The hollowed-out trunk of the ancient yellow cedar felt like a cocoon with its soft floor of bark strips. A mother bear had molded this bed when she came each year to hibernate and to birth her cubs inside the 2,000-year-old tree. In the depth of winter, the shell of sapwood had protected them from the bone-chilling cold and blowing snow.
A decade earlier, the mother likely had been born in this same den, near the headwaters of Fairy Creek on Vancouver Island, off the coast of British Columbia. She would have returned each fall, fattened on berries and salmon. I picked one of her hairs from the grain of the wood, the scent of wet grass merging with the citrusy heartwood and fresh Pacific rain.

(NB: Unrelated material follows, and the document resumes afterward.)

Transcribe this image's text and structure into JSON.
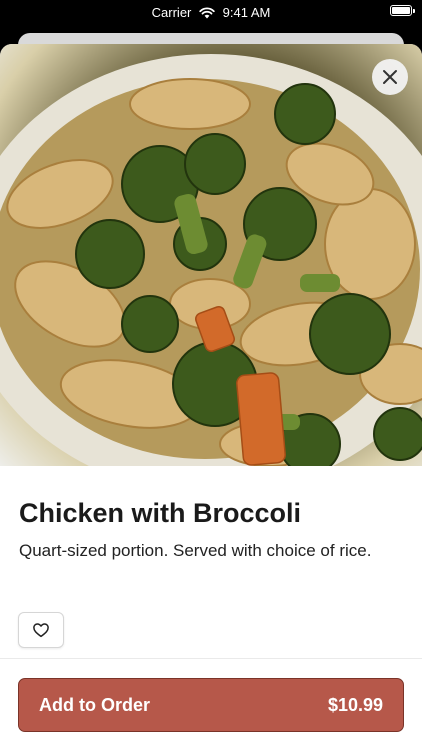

I was here with several environmental activists. Their opponents call them radicals, even eco-terrorists. They call themselves forest defenders, and they work to fend off the timber company aiming to clear-cut this forest. Half a dozen young men and women had greeted me on the newly blasted road and ushered me over huge logs and deep ravines to this wizened tree. They spoke excitedly of seeing screech owls and of marbled murrelets nesting in the canopy of the cedars, and pointed to specklebelly lichens draping the smooth bark of amabilis firs. Those birds and lichens, and many other at-risk species, live in a community of more than 325 plants, algae, mosses, and mammals, and untold numbers of fungi and microbes, in the Fairy Creek watershed.